Date Published: February 12, 2018
Publisher: Public Library of Science
Author(s): Maria E. Pushpanathan, Andrea M. Loftus, Natalie Gasson, Meghan G. Thomas, Caitlin F. Timms, Michelle Olaithe, Romola S. Bucks, Gilles van Luijtelaar.
Many studies have sought to describe the relationship between sleep disturbance and cognition in Parkinson’s disease (PD). The Parkinson’s Disease Sleep Scale (PDSS) and its variants (the Parkinson’s disease Sleep Scale-Revised; PDSS-R, and the Parkinson’s Disease Sleep Scale-2; PDSS-2) quantify a range of symptoms impacting sleep in only 15 items. However, data from these scales may be problematic as included items have considerable conceptual breadth, and there may be overlap in the constructs assessed. Multidimensional measurement models, accounting for the tendency for items to measure multiple constructs, may be useful more accurately to model variance than traditional confirmatory factor analysis. In the present study, we tested the hypothesis that a multidimensional model (a bifactor model) is more appropriate than traditional factor analysis for data generated by these types of scales, using data collected using the PDSS-R as an exemplar. 166 participants diagnosed with idiopathic PD participated in this study. Using PDSS-R data, we compared three models: a unidimensional model; a 3-factor model consisting of sub-factors measuring insomnia, motor symptoms and obstructive sleep apnoea (OSA) and REM sleep behaviour disorder (RBD) symptoms; and, a confirmatory bifactor model with both a general factor and the same three sub-factors. Only the confirmatory bifactor model achieved satisfactory model fit, suggesting that PDSS-R data are multidimensional. There were differential associations between factor scores and patient characteristics, suggesting that some PDSS-R items, but not others, are influenced by mood and personality in addition to sleep symptoms. Multidimensional measurement models may also be a helpful tool in the PDSS and the PDSS-2 scales and may improve the sensitivity of these instruments.
A number of factors act to disrupt sleep in Parkinson’s disease (PD), including primary sleep disorder, such as insomnia or REM sleep behaviour disorder (RBD) and sleep disturbance secondary to the symptoms of PD (e.g. dystonia, rigidity or medication effects). The Parkinson’s Disease Sleep Scale (PDSS)  and its variants (the Parkinson’s disease Sleep Scale-Revised; PDSS-R,  and the Parkinson’s Disease Sleep Scale-2; PDSS-2 ) measure a range of symptoms that commonly disrupt sleep in PD. These scales have, therefore, been widely implemented. Research applications have been varied including, for example, the exploration of how non-motor symptoms interact,  and outcome measures in clinical trials. [5,6]

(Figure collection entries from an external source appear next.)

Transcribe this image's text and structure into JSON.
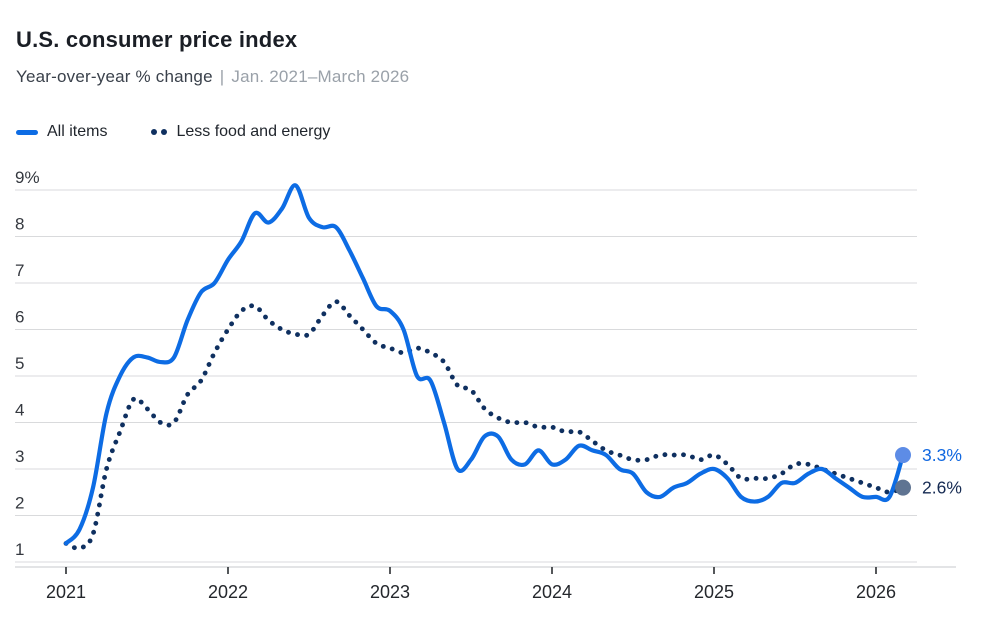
{
  "header": {
    "title": "U.S. consumer price index",
    "subtitle_main": "Year-over-year % change",
    "subtitle_sep": "|",
    "subtitle_range": "Jan. 2021–March 2026"
  },
  "legend": [
    {
      "label": "All items",
      "style": "solid",
      "color": "#0d6ce4"
    },
    {
      "label": "Less food and energy",
      "style": "dotted",
      "color": "#0f3060"
    }
  ],
  "chart_data": {
    "type": "line",
    "title": "U.S. consumer price index",
    "subtitle": "Year-over-year % change | Jan. 2021–March 2026",
    "x_unit": "monthly",
    "x_range": [
      "Jan 2021",
      "March 2026"
    ],
    "x_tick_labels": [
      "2021",
      "2022",
      "2023",
      "2024",
      "2025",
      "2026"
    ],
    "y_ticks": [
      "1",
      "2",
      "3",
      "4",
      "5",
      "6",
      "7",
      "8",
      "9%"
    ],
    "ylim": [
      1,
      9
    ],
    "grid": true,
    "legend_position": "top-left",
    "series": [
      {
        "name": "All items",
        "style": "solid",
        "color": "#0d6ce4",
        "values": [
          1.4,
          1.7,
          2.6,
          4.2,
          5.0,
          5.4,
          5.4,
          5.3,
          5.4,
          6.2,
          6.8,
          7.0,
          7.5,
          7.9,
          8.5,
          8.3,
          8.6,
          9.1,
          8.4,
          8.2,
          8.2,
          7.7,
          7.1,
          6.5,
          6.4,
          6.0,
          5.0,
          4.9,
          4.0,
          3.0,
          3.2,
          3.7,
          3.7,
          3.2,
          3.1,
          3.4,
          3.1,
          3.2,
          3.5,
          3.4,
          3.3,
          3.0,
          2.9,
          2.5,
          2.4,
          2.6,
          2.7,
          2.9,
          3.0,
          2.8,
          2.4,
          2.3,
          2.4,
          2.7,
          2.7,
          2.9,
          3.0,
          2.8,
          2.6,
          2.4,
          2.4,
          2.4,
          3.3
        ]
      },
      {
        "name": "Less food and energy",
        "style": "dotted",
        "color": "#0f3060",
        "values": [
          1.4,
          1.3,
          1.6,
          3.0,
          3.8,
          4.5,
          4.3,
          4.0,
          4.0,
          4.6,
          4.9,
          5.5,
          6.0,
          6.4,
          6.5,
          6.2,
          6.0,
          5.9,
          5.9,
          6.3,
          6.6,
          6.3,
          6.0,
          5.7,
          5.6,
          5.5,
          5.6,
          5.5,
          5.3,
          4.8,
          4.7,
          4.3,
          4.1,
          4.0,
          4.0,
          3.9,
          3.9,
          3.8,
          3.8,
          3.6,
          3.4,
          3.3,
          3.2,
          3.2,
          3.3,
          3.3,
          3.3,
          3.2,
          3.3,
          3.1,
          2.8,
          2.8,
          2.8,
          2.9,
          3.1,
          3.1,
          3.0,
          2.9,
          2.8,
          2.7,
          2.6,
          2.5,
          2.6
        ]
      }
    ],
    "end_labels": [
      {
        "series": "All items",
        "text": "3.3%",
        "value": 3.3,
        "color": "#1168e0",
        "dot_color": "#5d8ce6"
      },
      {
        "series": "Less food and energy",
        "text": "2.6%",
        "value": 2.6,
        "color": "#152a52",
        "dot_color": "#5f7492"
      }
    ],
    "axis_colors": {
      "gridline": "#d9dadc",
      "axis_line": "#c7cacd",
      "tick": "#2a2d31",
      "y_label": "#34383f",
      "x_label": "#24272c"
    }
  }
}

The study was approved by the Human Research Ethics Committees of the University of Western Australia, Edith Cowan University, and Curtin University. All participants provided written, informed consent.
Participants were 41–85 years of age (M ± SD 66.13 ± 9.29) with > 1–27 years’ disease duration (M ± SD 5.44 ± 4.97 years). Hoehn and Yahr scores ranged from 1–4 (M ± SD 1.83 ± 0.64), and 110 participants (66.3%) were male. Table 1 contains descriptive statistics for PDSS-R item scores.
The PDSS was developed to measure common sleep disturbances in 2002 and has since been revised twice. The PDSS-R was developed in 2005 and proposed item changes including measurement of OSA and RBD.  The final revision of the scale, the PDSS-2, was published in 2011 and, while the scale retained the 15-item structure of the first two iterations, the PDSS-2 introduced a new response format (visual analogue to Likert), changed the direction of scoring (higher scores indicate poorer sleep) and amended some item content to include measurement of akinesia, pain, and restless leg syndrome.  The PDSS and the PDSS-2 have been widely taken up and used to quantify sleep disturbances across different populations and, importantly have been used as the outcome measure in clinical trials of interventions designed to improve sleep in PD. [6,20,21] Both the PDSS and the PDSS-2 were factor analysed using principal components analysis (PCA) and either the total score (i.e. assuming a one-factor structure) or a 3-factor structure (with three sub-scales) has been reported. [3,9,22] Despite its popularity, a significant limitation of PCA is the absence of model-fit statistics, precluding the comparison of alternative models. Where the PDSS measures have been used to quantify the relationship between sleep and other non-motor symptoms, results have been mixed. [22–24] We posit that despite evidence-based and comprehensive item content, the scales measure many sleep symptoms in relatively few items, and this feature may yield multidimensional data that may be more effectively be factor analysed using a model that accounts for multidimensionality. We, therefore, examined construct-relevant multidimensionality using a bifactor analysis of PDSS-R data as an exemplar.